MONTREAL — Averting a strike, VIA Rail Canada and the Unifor union reached a tentative agreement just ahead of the latest in a series of deadlines on Monday.

VIA said the agreement will be retroactive to Jan. 1, 2022 and runs through Dec. 31, 2024. Both sides said details would be released only upon ratification by union members.

“VIA Rail is pleased to have negotiated these agreements and recognizes the hard work of both parties during this process,” VIA CEO Martin Landry said in a press release. “We sympathize with the passengers and communities whose plans have been impacted in the past couple of days due to the uncertainty caused by this potential strike.”

VIA, which offered passengers the ability to change plans without service fees as the strike loomed, said it will continue that offer through July 31.

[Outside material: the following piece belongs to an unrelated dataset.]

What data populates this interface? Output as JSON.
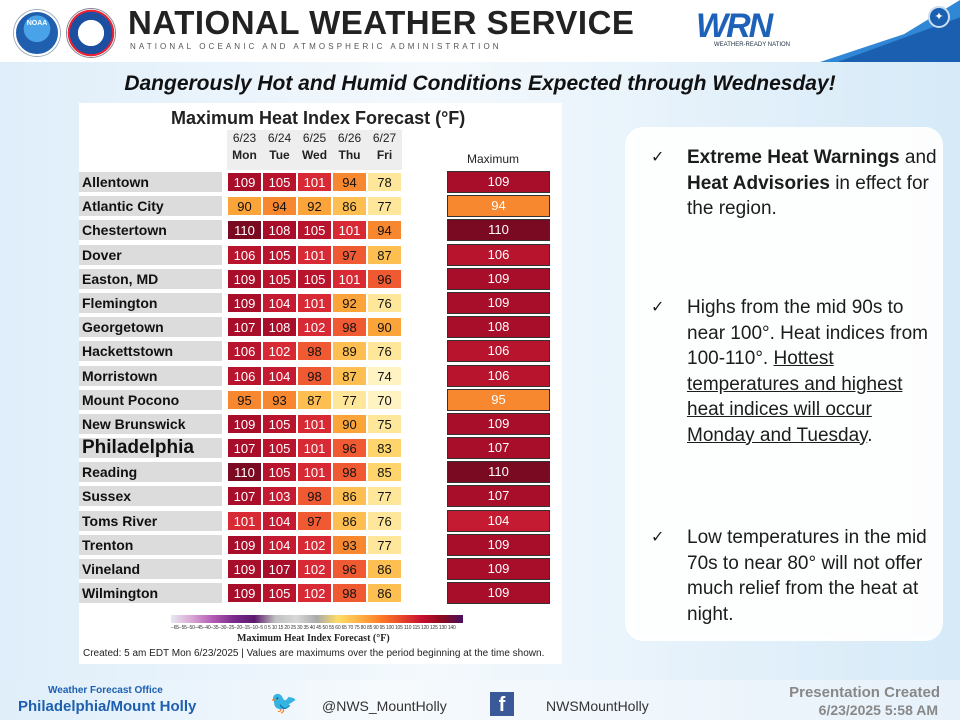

The union represents more than 2,400 VIA employees in on-board, station, customer center, maintenance, and administrative office positions. The agreement came after Unifor extended the strike deadline four times from Monday’s original 12:01 a.m. EDT walkout time — the last to 11:59 p.m. Monday — as negotiations continued to make progress.

“Fighting back against the concessions that VIA proposed wasn’t easy, but the resolve, commitment and solidarity of our VIA Rail members, helped the bargaining committees to push forward and achieve this tentative agreement,” Unifor’s Scott Doherty, lead negotiator and executive assistant to the national president, said in a statement. “I want to thank our members and the travelling public for their patience and support, while we continued to negotiate past the strike deadline to achieve this agreement. Without them this deal would not have been possible.”

Unifor announced last week that more than 99% of its members had voted in favor of a strike, and served a strike notice on July 7, setting the stage for the negotiations that led to the agreement [see “Union issues 72-hour strike notice …,” Trains News Wire, July 8, 2022].